Semanas atrás era noite e tentava arranjar desculpas para não recomeçar Chrono Cross. Nada contra o jogo, só estou passando por um leve “burnout de RPGs”. Eis que, tal como o Mestre dos Magos, meu amigo aparece do nada pedindo que eu conferisse a Steam e logo depois desapareceu por trás de uma rocha outra vez. Ao abrir a plataforma descubro que ele tinha acabado de me presentear com o jogo Dave The Diver. Meu amigo já tinha o trailer hás uns meses, mas acabei abstraindo o título da minha mente.

Pois bem, não sei se o nome deixou muito claro, mas em Dave The Diver você controla um homem chamado Dave que, vejam só, é um mergulhador. Na história, um velho conhecido, Cobra, o convida para fazer parte de uma nova empreitada que é abrir um restaurante de sushi com o chef Bancho numa região um tanto especial chamada de Poço Azul.

De tal forma a gameplay de Dave The Diver se divide em duas partes. Primeiro, durante manhãs, tardes e eventualmente noites, você mergulha no Poço Azul para conseguir peixes, ingredientes e outros itens. Depois disso, você tem que ajudar o Bancho a cuidar do restaurante. Enquanto ele cozinha, você fica responsável por escolher o menu do dia, servir os clientes, limpar o balcão e por aí vai.

É um jogo minimamente curioso, vindo com aquele mesmo traço de personalidade peculiar que principalmente jogos indie apostam. Tem muita referência a cultura pop – dos animês e filmes, passando também por redes sociais e celebridades – compondo uma atmosfera mais leve, humorada e autoconsciente. Adorei boa parte das horas que investi nele e estou para novos conteúdos que o estúdio já indicou que virão no futuro.

Mas tem um probleminha. Algo bem pequeno, sabe? É que basicamente eu só gostei de metade de Dave The Diver.

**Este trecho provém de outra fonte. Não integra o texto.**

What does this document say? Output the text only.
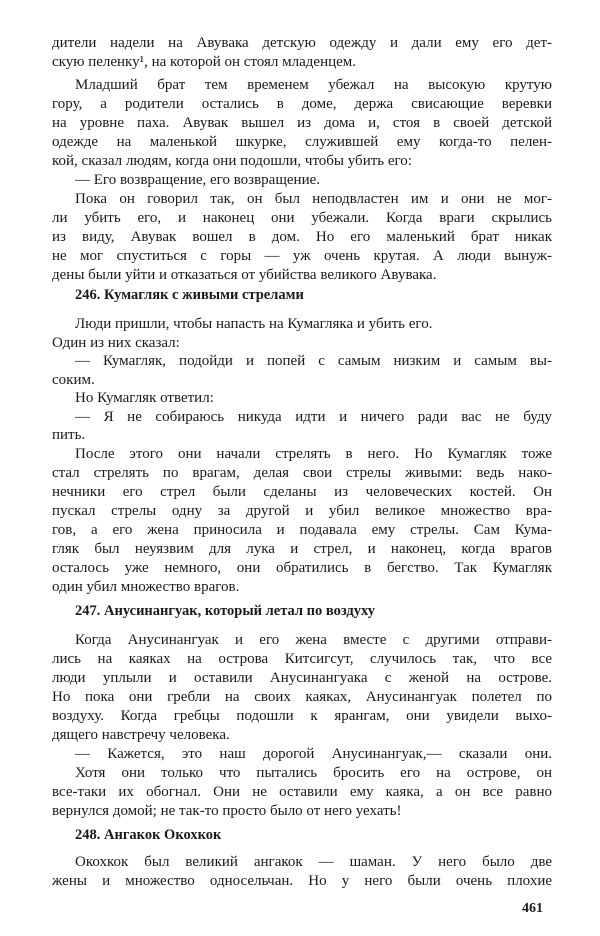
дители надели на Авувака детскую одежду и дали ему его дет-
скую пеленку¹, на которой он стоял младенцем.
Младший брат тем временем убежал на высокую крутую
гору, а родители остались в доме, держа свисающие веревки
на уровне паха. Авувак вышел из дома и, стоя в своей детской
одежде на маленькой шкурке, служившей ему когда-то пелен-
кой, сказал людям, когда они подошли, чтобы убить его:
— Его возвращение, его возвращение.
Пока он говорил так, он был неподвластен им и они не мог-
ли убить его, и наконец они убежали. Когда враги скрылись
из виду, Авувак вошел в дом. Но его маленький брат никак
не мог спуститься с горы — уж очень крутая. А люди вынуж-
дены были уйти и отказаться от убийства великого Авувака.
246. Кумагляк с живыми стрелами
Люди пришли, чтобы напасть на Кумагляка и убить его.
Один из них сказал:
— Кумагляк, подойди и попей с самым низким и самым вы-
соким.
Но Кумагляк ответил:
— Я не собираюсь никуда идти и ничего ради вас не буду
пить.
После этого они начали стрелять в него. Но Кумагляк тоже
стал стрелять по врагам, делая свои стрелы живыми: ведь нако-
нечники его стрел были сделаны из человеческих костей. Он
пускал стрелы одну за другой и убил великое множество вра-
гов, а его жена приносила и подавала ему стрелы. Сам Кума-
гляк был неуязвим для лука и стрел, и наконец, когда врагов
осталось уже немного, они обратились в бегство. Так Кумагляк
один убил множество врагов.
247. Анусинангуак, который летал по воздуху
Когда Анусинангуак и его жена вместе с другими отправи-
лись на каяках на острова Китсигсут, случилось так, что все
люди уплыли и оставили Анусинангуака с женой на острове.
Но пока они гребли на своих каяках, Анусинангуак полетел по
воздуху. Когда гребцы подошли к ярангам, они увидели выхо-
дящего навстречу человека.
— Кажется, это наш дорогой Анусинангуак,— сказали они.
Хотя они только что пытались бросить его на острове, он
все-таки их обогнал. Они не оставили ему каяка, а он все равно
вернулся домой; не так-то просто было от него уехать!
248. Ангакок Окохкок
Окохкок был великий ангакок — шаман. У него было две
жены и множество односельчан. Но у него были очень плохие
461
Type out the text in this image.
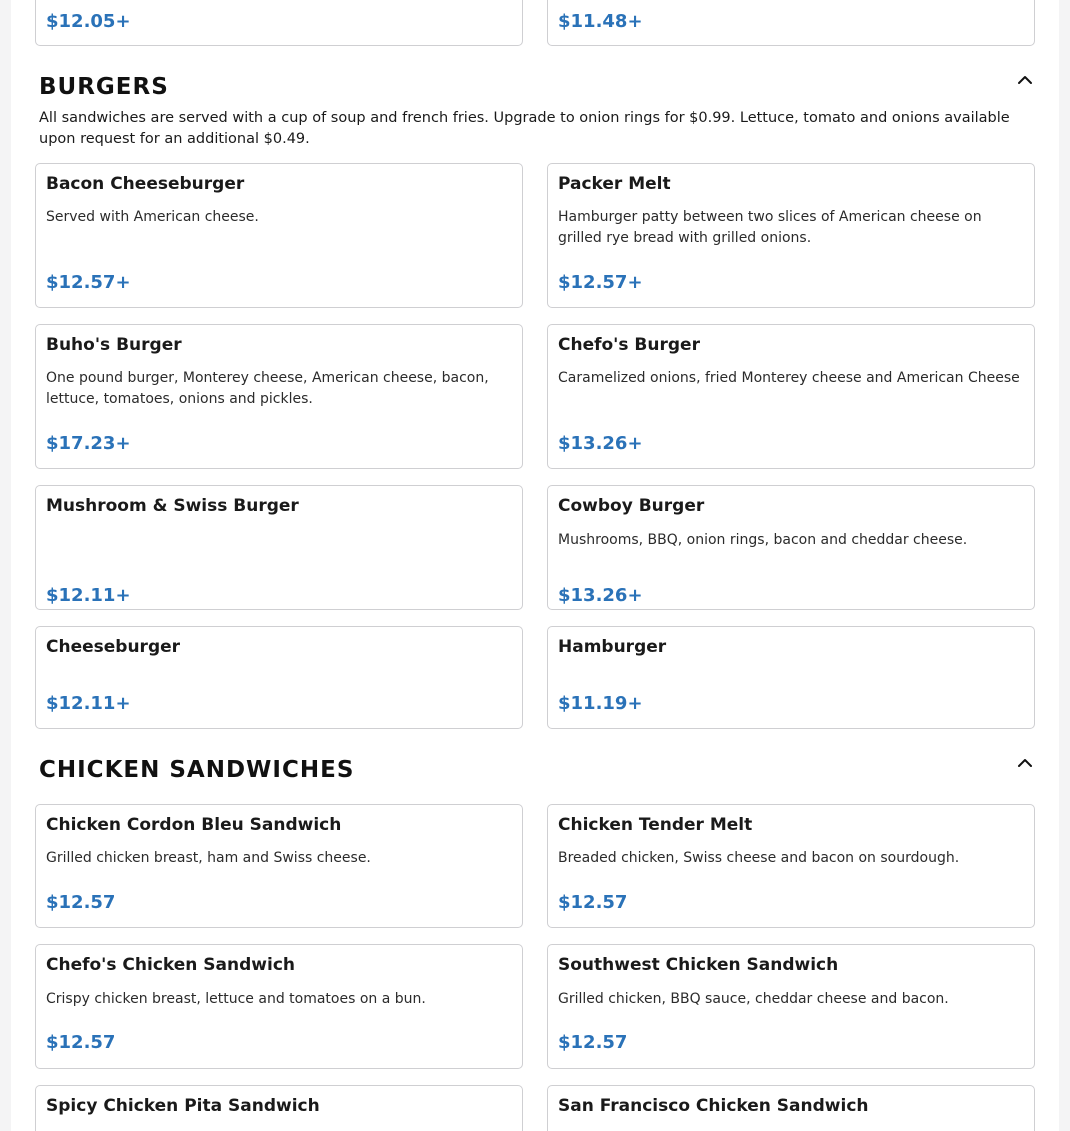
$12.05+	$11.48+
BURGERS
All sandwiches are served with a cup of soup and french fries. Upgrade to onion rings for $0.99. Lettuce, tomato and onions available upon request for an additional $0.49.
Bacon Cheeseburger
Served with American cheese.
$12.57+
Packer Melt
Hamburger patty between two slices of American cheese on grilled rye bread with grilled onions.
$12.57+
Buho's Burger
One pound burger, Monterey cheese, American cheese, bacon, lettuce, tomatoes, onions and pickles.
$17.23+
Chefo's Burger
Caramelized onions, fried Monterey cheese and American Cheese
$13.26+
Mushroom & Swiss Burger
$12.11+
Cowboy Burger
Mushrooms, BBQ, onion rings, bacon and cheddar cheese.
$13.26+
Cheeseburger
$12.11+
Hamburger
$11.19+
CHICKEN SANDWICHES
Chicken Cordon Bleu Sandwich
Grilled chicken breast, ham and Swiss cheese.
$12.57
Chicken Tender Melt
Breaded chicken, Swiss cheese and bacon on sourdough.
$12.57
Chefo's Chicken Sandwich
Crispy chicken breast, lettuce and tomatoes on a bun.
$12.57
Southwest Chicken Sandwich
Grilled chicken, BBQ sauce, cheddar cheese and bacon.
$12.57
Spicy Chicken Pita Sandwich	San Francisco Chicken Sandwich
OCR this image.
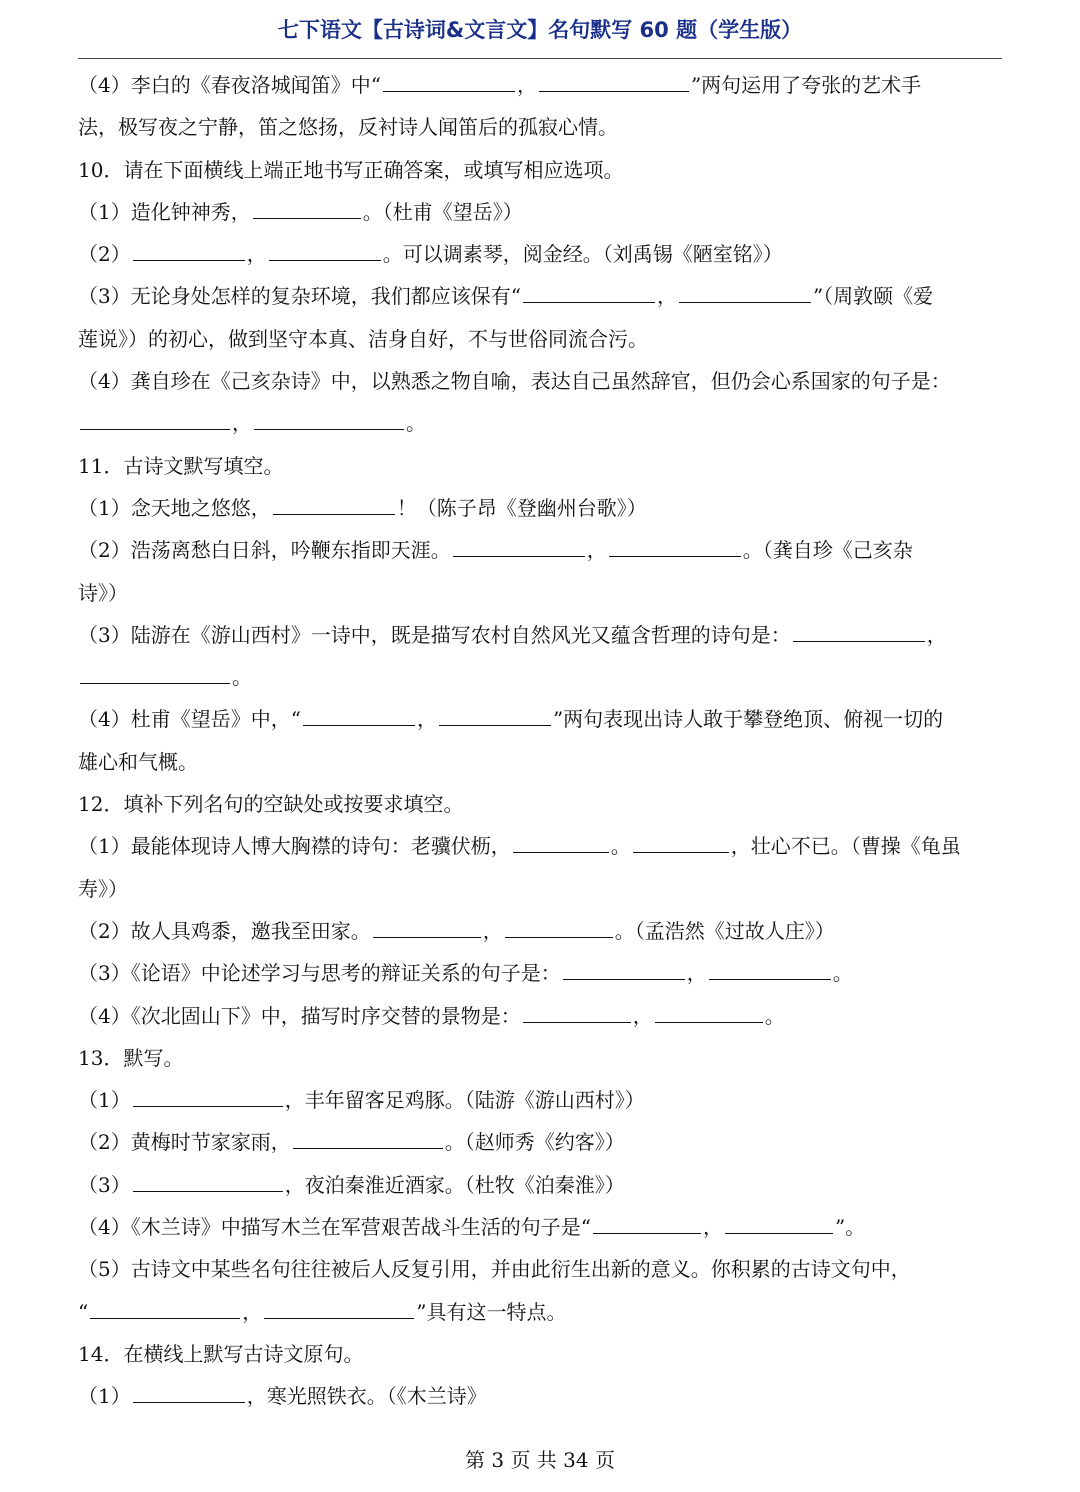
七下语文【古诗词&文言文】名句默写 60 题（学生版）
（4）李白的《春夜洛城闻笛》中“	，	”两句运用了夸张的艺术手
法，极写夜之宁静，笛之悠扬，反衬诗人闻笛后的孤寂心情。
10．请在下面横线上端正地书写正确答案，或填写相应选项。
（1）造化钟神秀，	。（杜甫《望岳》）
（2）	，	。可以调素琴，阅金经。（刘禹锡《陋室铭》）
（3）无论身处怎样的复杂环境，我们都应该保有“	，	”（周敦颐《爱
莲说》）的初心，做到坚守本真、洁身自好，不与世俗同流合污。
（4）龚自珍在《己亥杂诗》中，以熟悉之物自喻，表达自己虽然辞官，但仍会心系国家的句子是：
，	。
11．古诗文默写填空。
（1）念天地之悠悠，	！（陈子昂《登幽州台歌》）
（2）浩荡离愁白日斜，吟鞭东指即天涯。	，	。（龚自珍《己亥杂
诗》）
（3）陆游在《游山西村》一诗中，既是描写农村自然风光又蕴含哲理的诗句是：	，
。
（4）杜甫《望岳》中，“	，	”两句表现出诗人敢于攀登绝顶、俯视一切的
雄心和气概。
12．填补下列名句的空缺处或按要求填空。
（1）最能体现诗人博大胸襟的诗句：老骥伏枥，	。	，壮心不已。（曹操《龟虽
寿》）
（2）故人具鸡黍，邀我至田家。	，	。（孟浩然《过故人庄》）
（3）《论语》中论述学习与思考的辩证关系的句子是：	，	。
（4）《次北固山下》中，描写时序交替的景物是：	，	。
13．默写。
（1）	，丰年留客足鸡豚。（陆游《游山西村》）
（2）黄梅时节家家雨，	。（赵师秀《约客》）
（3）	，夜泊秦淮近酒家。（杜牧《泊秦淮》）
（4）《木兰诗》中描写木兰在军营艰苦战斗生活的句子是“	，	”。
（5）古诗文中某些名句往往被后人反复引用，并由此衍生出新的意义。你积累的古诗文句中，
“	，	”具有这一特点。
14．在横线上默写古诗文原句。
（1）	，寒光照铁衣。（《木兰诗》
第 3 页 共 34 页
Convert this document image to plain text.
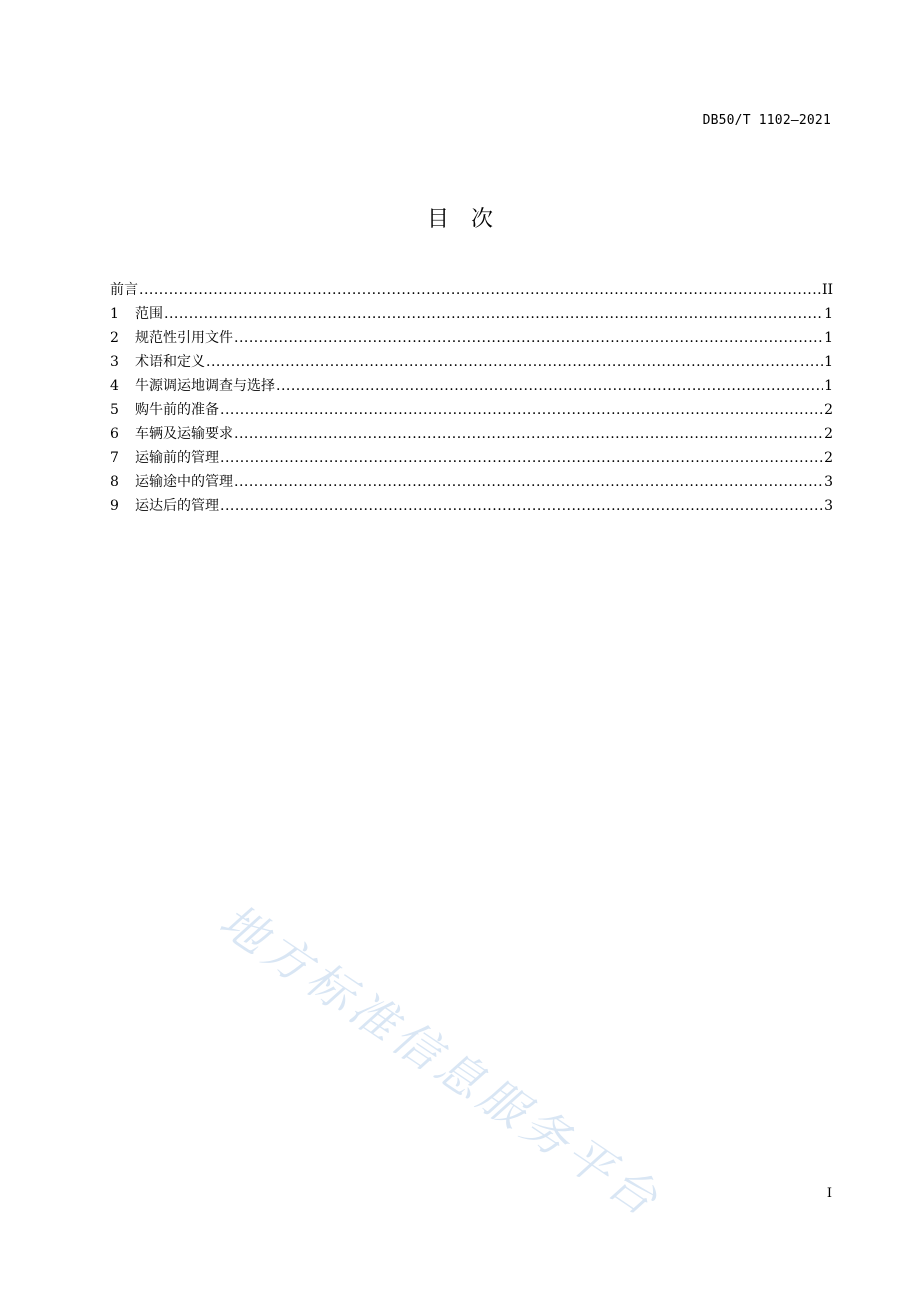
DB50/T 1102—2021
目次
前言 .....	II
1	范围 .....	1
2	规范性引用文件 .....	1
3	术语和定义 .....	1
4	牛源调运地调查与选择 .....	1
5	购牛前的准备 .....	2
6	车辆及运输要求 .....	2
7	运输前的管理 .....	2
8	运输途中的管理 .....	3
9	运达后的管理 .....	3
地方标准信息服务平台	I
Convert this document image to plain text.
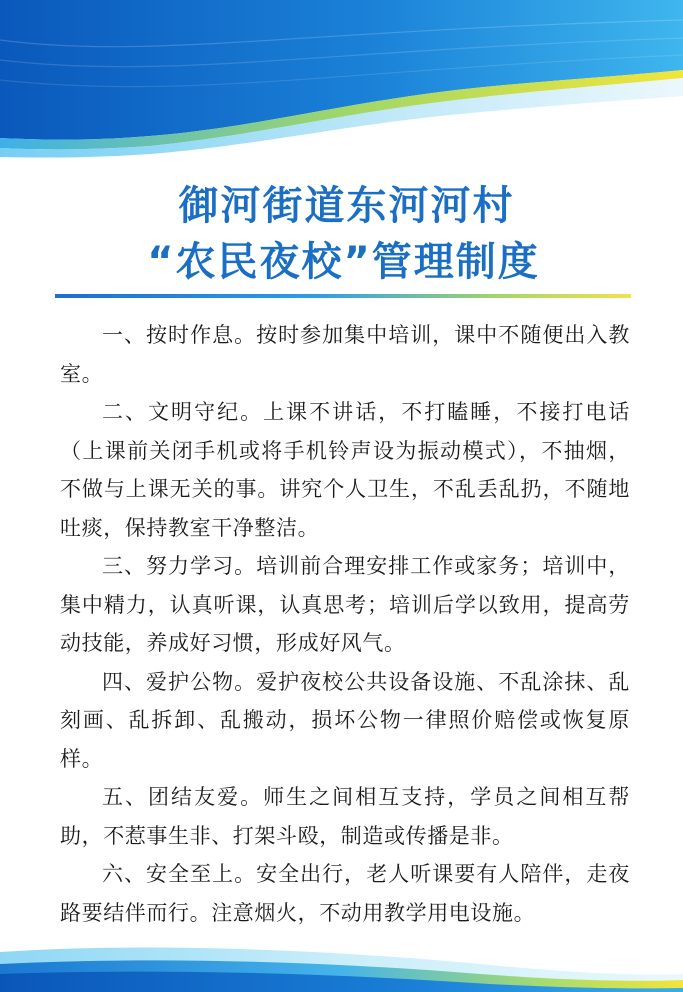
御河街道东河河村
“农民夜校”管理制度

一、按时作息。按时参加集中培训，课中不随便出入教室。

二、文明守纪。上课不讲话，不打瞌睡，不接打电话（上课前关闭手机或将手机铃声设为振动模式），不抽烟，不做与上课无关的事。讲究个人卫生，不乱丢乱扔，不随地吐痰，保持教室干净整洁。

三、努力学习。培训前合理安排工作或家务；培训中，集中精力，认真听课，认真思考；培训后学以致用，提高劳动技能，养成好习惯，形成好风气。

四、爱护公物。爱护夜校公共设备设施、不乱涂抹、乱刻画、乱拆卸、乱搬动，损坏公物一律照价赔偿或恢复原样。

五、团结友爱。师生之间相互支持，学员之间相互帮助，不惹事生非、打架斗殴，制造或传播是非。

六、安全至上。安全出行，老人听课要有人陪伴，走夜路要结伴而行。注意烟火，不动用教学用电设施。
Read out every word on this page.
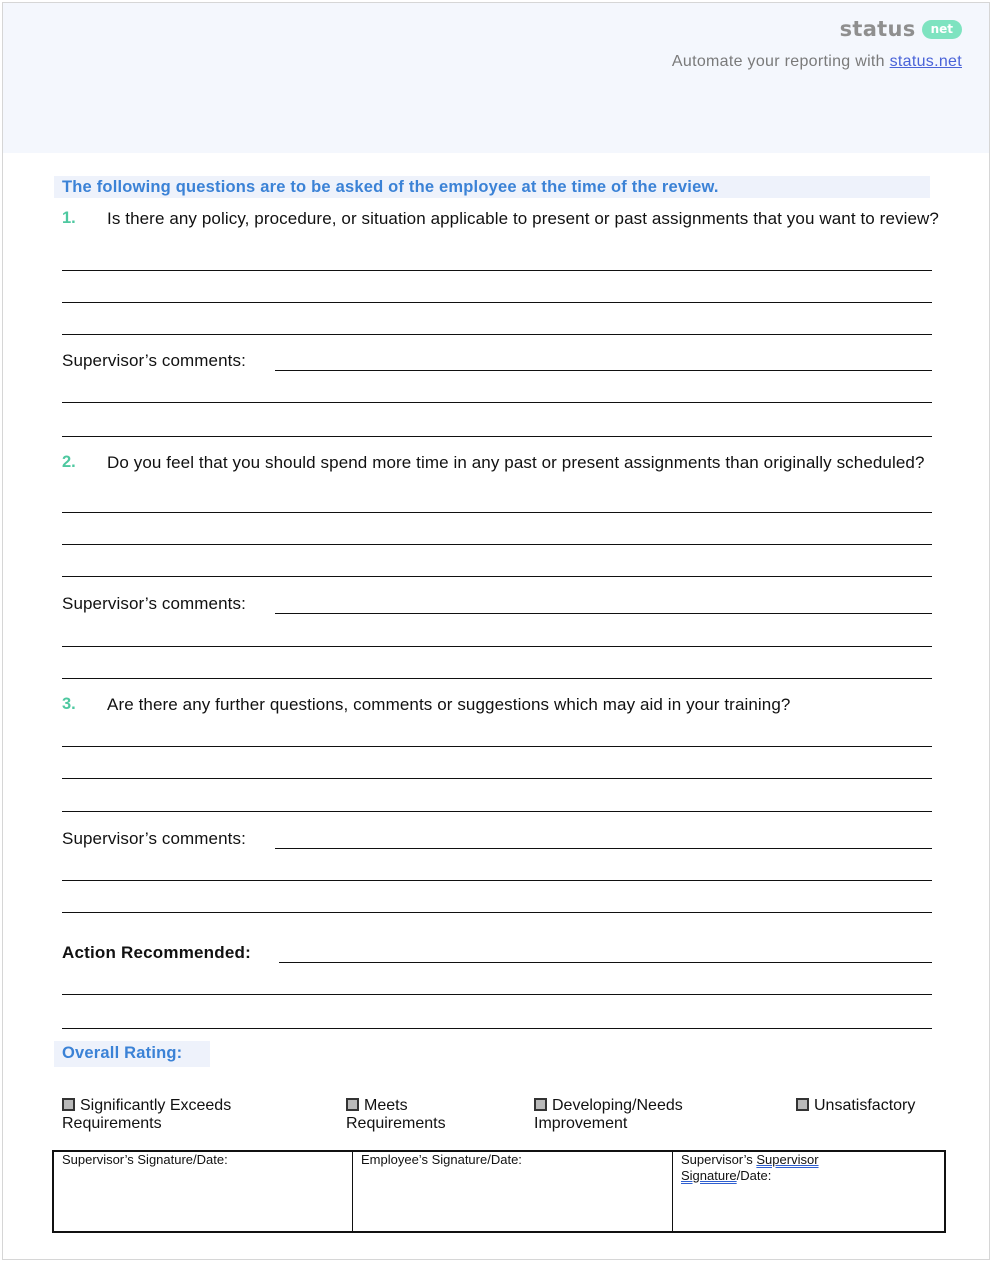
status	net
Automate your reporting with status.net
The following questions are to be asked of the employee at the time of the review.
1. Is there any policy, procedure, or situation applicable to present or past assignments that you want to review?
Supervisor’s comments:
2. Do you feel that you should spend more time in any past or present assignments than originally scheduled?
Supervisor’s comments:
3. Are there any further questions, comments or suggestions which may aid in your training?
Supervisor’s comments:
Action Recommended:
Overall Rating:
Significantly Exceeds
Requirements
Meets
Requirements
Developing/Needs
Improvement
Unsatisfactory
Supervisor’s Signature/Date:	Employee’s Signature/Date:	Supervisor’s Supervisor
Signature/Date:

Tento colocar uma perspectiva diferente em algumas das minhas críticas e hoje será essa.

DESBRAVANDO OS MISTÉRIOS DO POÇO AZUL

Atirando o arpão em Dave The Diver
Eu nem precisava pegar esse peixe, só sou um babaca mesmo

Eu sou uma pessoa que curte bastante de minigames de pesca. Portanto era óbvio que toda a parte da gameplay de Dave The Diver que envolve capturar peixes eu iria adorar, como foi de fato o que aconteceu.

A “mecânica de pesca” na teoria parece simples. Você aponta seu arpão para o peixe e atira. Alguns vão resistir e você vai ter que acertá-los mais algumas vezes para enfraquecê-los. Em alguns casos você precisa de executar alguns comandos como apertar a barra de espaço para garantir a captura. Só que se fosse apenas isso o jogo iria ficar chato em poucas horas. Portanto Dave The Diver traz diferentes tipos de arpões, cada um com efeitos e comandos próprios, para dar alguma variedade as formas que você consegue capturar um peixe. Também dependendo do estado do peixe, você consegue extrair quantidade maiores de carne deles.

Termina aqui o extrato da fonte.